I generated the error by simply copying and pasting the contents of
the
documents into Pier's edit box. (I'm using Firefox on Ubuntu Linux.)
Sample_One does not work, while Sample_Two works just fine, and the
only
thing I did in Sample_Two was delete the long dash between the words
"conclusion" and "whatever" and replace it with a period. So
Magritte is
not generating errors based on the encoding of the whole message, it's
responding to specific characters (which I assume it can't read.)
Thus my suggestion that the problem be solved by simply replacing
those
characters with a question mark or a box, plus perhaps a message to
the
user.
As to your suggestion that I add some code... I'd love to, but you
could
put everything I know about Squeak in a thimble and have room left
over.
(I plan to work on Squeak in my spare moments, but it will be many
months before I'm ready to contribute to a sophisticated project.) But
I'll happily submit additions to the documentation as appropriate, and
supply you with a continuing stream of bug reports as our development
goes forward.
Thanks,
Alex
Lukas Renggli wrote:
On Fri, May 15, 2009 at 11:00 PM, Alex Roston
<clover(a)pacbell.net>
wrote:
According to our sysadmin, "we're using
the Wakom server adapter,
plus the
most recent version of Magritte, Seaside, and Pier from Lukas,
which we
updated may 14th."
Ok, I guess you are on Squeak/Pharo then.
The exact error message we're seeing read,
"Contents: Invalid
input given."
I have included a screen shot, which I hope will not be rejected
by the
mailing list program.
Ok, that doesn't look too bad.

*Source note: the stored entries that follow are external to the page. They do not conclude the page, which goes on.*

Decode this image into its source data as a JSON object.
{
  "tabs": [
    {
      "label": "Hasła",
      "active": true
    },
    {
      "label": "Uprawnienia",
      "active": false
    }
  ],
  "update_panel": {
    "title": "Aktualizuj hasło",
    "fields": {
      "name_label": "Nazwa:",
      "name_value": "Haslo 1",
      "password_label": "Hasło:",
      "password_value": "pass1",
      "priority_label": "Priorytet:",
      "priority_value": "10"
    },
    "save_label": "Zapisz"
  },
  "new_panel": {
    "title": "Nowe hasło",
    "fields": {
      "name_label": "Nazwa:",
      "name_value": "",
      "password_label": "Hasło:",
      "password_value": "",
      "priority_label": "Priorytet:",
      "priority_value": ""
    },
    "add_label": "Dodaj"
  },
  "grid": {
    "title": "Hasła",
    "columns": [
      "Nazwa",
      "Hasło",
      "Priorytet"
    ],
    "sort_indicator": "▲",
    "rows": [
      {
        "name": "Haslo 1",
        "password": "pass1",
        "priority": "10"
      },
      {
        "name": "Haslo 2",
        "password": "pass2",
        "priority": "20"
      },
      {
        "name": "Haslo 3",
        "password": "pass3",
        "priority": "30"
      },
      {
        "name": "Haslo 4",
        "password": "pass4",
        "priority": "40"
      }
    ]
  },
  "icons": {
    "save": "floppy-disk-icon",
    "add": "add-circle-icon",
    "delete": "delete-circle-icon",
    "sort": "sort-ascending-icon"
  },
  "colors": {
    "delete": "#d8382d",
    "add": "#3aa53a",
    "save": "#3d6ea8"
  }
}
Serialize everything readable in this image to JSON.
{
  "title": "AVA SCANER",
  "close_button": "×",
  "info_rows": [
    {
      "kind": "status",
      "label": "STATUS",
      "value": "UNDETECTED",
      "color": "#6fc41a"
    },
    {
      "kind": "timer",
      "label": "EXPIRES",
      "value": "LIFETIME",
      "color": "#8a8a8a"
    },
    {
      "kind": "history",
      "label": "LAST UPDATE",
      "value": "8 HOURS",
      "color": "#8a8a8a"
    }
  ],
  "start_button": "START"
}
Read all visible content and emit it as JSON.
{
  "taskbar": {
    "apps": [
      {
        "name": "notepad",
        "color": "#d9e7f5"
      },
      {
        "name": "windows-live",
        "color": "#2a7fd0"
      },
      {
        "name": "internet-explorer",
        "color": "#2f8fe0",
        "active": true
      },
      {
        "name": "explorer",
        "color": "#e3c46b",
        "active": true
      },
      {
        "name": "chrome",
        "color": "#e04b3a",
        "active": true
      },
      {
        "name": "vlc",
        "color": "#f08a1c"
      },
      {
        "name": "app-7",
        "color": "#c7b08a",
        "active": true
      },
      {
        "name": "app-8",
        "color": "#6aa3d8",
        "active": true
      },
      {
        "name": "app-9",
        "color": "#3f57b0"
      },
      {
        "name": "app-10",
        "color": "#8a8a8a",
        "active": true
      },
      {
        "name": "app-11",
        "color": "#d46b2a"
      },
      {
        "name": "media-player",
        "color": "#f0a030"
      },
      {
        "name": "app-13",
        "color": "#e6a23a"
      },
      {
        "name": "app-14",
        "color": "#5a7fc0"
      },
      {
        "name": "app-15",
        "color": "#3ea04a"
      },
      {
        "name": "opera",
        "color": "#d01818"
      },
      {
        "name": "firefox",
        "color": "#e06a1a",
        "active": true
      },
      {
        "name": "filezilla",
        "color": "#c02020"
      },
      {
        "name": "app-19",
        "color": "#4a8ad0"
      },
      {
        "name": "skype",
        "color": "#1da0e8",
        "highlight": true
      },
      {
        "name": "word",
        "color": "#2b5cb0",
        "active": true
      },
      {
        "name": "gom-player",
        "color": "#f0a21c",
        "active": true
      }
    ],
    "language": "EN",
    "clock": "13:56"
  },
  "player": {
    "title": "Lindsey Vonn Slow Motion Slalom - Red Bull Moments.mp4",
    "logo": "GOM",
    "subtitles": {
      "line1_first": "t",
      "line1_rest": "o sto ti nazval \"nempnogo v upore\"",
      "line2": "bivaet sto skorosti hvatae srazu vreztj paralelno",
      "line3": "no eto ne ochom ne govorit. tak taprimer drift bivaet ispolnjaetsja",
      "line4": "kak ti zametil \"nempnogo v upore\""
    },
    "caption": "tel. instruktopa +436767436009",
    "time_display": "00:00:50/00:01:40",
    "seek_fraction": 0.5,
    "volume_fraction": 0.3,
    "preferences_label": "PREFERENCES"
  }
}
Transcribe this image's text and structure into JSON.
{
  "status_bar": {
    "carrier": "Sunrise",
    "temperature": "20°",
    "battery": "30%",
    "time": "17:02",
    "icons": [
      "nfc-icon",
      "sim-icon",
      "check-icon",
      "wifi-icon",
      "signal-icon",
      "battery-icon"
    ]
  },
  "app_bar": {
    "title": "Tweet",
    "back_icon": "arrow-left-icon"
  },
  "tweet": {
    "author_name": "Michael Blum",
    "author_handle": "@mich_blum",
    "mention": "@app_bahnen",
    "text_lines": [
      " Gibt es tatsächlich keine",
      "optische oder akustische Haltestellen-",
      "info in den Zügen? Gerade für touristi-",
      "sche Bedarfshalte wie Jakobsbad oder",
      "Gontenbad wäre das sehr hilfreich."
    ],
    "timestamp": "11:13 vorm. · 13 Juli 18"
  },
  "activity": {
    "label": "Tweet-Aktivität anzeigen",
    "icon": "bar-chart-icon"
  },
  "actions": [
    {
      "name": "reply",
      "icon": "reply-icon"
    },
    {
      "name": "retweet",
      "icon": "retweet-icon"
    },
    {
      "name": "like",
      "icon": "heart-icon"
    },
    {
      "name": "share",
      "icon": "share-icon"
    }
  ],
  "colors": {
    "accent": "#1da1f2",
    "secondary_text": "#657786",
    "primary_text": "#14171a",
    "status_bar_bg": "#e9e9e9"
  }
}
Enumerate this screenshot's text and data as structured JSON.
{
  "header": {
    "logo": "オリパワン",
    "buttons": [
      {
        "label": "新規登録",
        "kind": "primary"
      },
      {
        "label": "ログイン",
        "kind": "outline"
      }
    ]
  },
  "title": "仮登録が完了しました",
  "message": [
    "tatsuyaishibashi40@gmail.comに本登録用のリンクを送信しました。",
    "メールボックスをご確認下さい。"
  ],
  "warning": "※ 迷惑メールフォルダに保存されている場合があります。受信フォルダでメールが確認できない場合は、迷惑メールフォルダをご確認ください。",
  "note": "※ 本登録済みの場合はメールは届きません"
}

This is a validation check of
Magritte.
You can easily change the error message by adding a method like this:
PRCase class>>descriptionDocumentYourPackage: aDescription
^ aDescription kindErrorMessage: 'There was a problem reading your
input because your word processor is not set to UTF-8.'
To be able to investigate the real cause of the problem I need some
more information. Could you send step by step introductions on how to
reproduce the problem. Maybe together with a Word document (I assume
this is the offender?) that I can copy from?